Frantz Fanon, one of the biggest intellectual supporters of de-colonization, sought to figure out how psychopathology affected - and was affected by - the process of colonization. What was interesting to me about this, was that I found that his mentor, and one of his life's greatest influences was Aime Cesaire.
Aime Cesaire, a descendant of African slaves who lived most of his life in Martinique, was both a Communist politician, and a re-knowned poet and writer. More impotantly, he, and others, founded the political and literary movement known as "negritude," which was the equivalent of the Harlem Renaissance that took place in the United States. Negritude is especially apparent in one of Aime Cesaire's plays, La Tempete, that is essentially a parody of Shakespeare's The Tempest.
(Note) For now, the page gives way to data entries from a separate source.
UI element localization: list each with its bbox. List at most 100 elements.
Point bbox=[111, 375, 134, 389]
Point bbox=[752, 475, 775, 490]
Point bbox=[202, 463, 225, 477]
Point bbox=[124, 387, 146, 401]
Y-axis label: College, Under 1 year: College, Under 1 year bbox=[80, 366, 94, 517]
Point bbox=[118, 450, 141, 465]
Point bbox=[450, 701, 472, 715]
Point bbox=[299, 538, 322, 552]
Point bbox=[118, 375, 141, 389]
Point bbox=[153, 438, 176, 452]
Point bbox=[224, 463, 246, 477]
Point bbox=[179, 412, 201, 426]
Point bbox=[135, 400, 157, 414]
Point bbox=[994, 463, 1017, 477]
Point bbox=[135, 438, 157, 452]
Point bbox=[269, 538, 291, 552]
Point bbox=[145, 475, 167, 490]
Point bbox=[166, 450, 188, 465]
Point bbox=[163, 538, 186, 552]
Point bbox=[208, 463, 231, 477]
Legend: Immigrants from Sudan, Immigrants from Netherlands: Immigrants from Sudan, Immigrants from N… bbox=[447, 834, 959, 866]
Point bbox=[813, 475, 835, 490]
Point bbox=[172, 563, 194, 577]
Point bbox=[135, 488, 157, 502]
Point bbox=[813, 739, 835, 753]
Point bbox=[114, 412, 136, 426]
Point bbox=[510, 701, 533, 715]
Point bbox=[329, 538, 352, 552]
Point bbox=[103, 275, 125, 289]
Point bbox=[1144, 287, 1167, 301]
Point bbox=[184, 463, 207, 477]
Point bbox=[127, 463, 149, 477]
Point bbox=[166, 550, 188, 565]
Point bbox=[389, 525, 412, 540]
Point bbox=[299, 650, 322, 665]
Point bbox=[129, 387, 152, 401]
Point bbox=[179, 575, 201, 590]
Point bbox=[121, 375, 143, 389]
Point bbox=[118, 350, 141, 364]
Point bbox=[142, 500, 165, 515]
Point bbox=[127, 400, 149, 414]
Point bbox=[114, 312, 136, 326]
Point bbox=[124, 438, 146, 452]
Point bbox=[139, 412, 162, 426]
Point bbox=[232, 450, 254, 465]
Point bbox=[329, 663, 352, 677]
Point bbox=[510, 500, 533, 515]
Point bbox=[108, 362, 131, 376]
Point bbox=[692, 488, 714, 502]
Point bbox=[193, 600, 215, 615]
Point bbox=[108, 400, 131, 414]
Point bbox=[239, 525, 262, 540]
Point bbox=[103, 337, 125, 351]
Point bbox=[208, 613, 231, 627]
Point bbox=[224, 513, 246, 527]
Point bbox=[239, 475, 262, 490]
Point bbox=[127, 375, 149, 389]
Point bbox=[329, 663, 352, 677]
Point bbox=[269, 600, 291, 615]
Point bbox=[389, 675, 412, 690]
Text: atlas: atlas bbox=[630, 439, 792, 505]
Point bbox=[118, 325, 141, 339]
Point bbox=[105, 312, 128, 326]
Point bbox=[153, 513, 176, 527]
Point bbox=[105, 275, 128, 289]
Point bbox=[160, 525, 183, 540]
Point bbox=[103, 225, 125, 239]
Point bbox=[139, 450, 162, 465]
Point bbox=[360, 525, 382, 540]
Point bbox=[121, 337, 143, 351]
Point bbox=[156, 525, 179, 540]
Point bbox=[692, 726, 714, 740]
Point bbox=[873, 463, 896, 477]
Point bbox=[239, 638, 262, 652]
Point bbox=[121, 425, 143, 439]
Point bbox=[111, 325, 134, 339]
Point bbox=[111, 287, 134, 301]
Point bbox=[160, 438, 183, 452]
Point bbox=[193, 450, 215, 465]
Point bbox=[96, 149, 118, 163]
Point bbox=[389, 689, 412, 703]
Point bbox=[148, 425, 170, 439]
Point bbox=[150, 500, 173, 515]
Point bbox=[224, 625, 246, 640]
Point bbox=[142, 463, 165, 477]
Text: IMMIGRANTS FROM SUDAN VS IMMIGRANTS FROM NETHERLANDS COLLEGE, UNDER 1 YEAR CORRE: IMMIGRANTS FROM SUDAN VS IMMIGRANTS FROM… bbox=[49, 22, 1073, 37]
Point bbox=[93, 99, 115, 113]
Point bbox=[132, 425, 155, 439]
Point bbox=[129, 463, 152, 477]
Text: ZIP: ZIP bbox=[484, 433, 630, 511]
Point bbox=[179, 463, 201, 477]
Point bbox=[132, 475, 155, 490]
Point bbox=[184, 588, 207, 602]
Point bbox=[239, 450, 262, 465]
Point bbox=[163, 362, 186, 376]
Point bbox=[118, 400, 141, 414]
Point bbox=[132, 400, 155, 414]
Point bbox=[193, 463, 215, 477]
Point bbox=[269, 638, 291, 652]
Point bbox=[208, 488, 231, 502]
In it, Cesaire uses African culture to ridiculize and mock the sense of entitlement the Europeans had to the rest of the world.
The most interesting thing about negritude and Frantz Fanon, though, is that Fanon was able to use this idea of ethnocentrism on the European's part, and cultural retaliation on Africa's part, when dealing with patients in Algeria. Fanon eventually became a psychiatrist, and developed his own version of negritude: that human consciousness is based in racism and racial differences.
Using this idea, a translation of one of the principles of a literary movement to psychology, he was able to identify many "mental illness" as simply problems that arose due to racism, and repression. And this, in turn, definitely helped the cause of decolonization out, and was able to raise awareness of the bad effects decolonization had on peoples all over the world.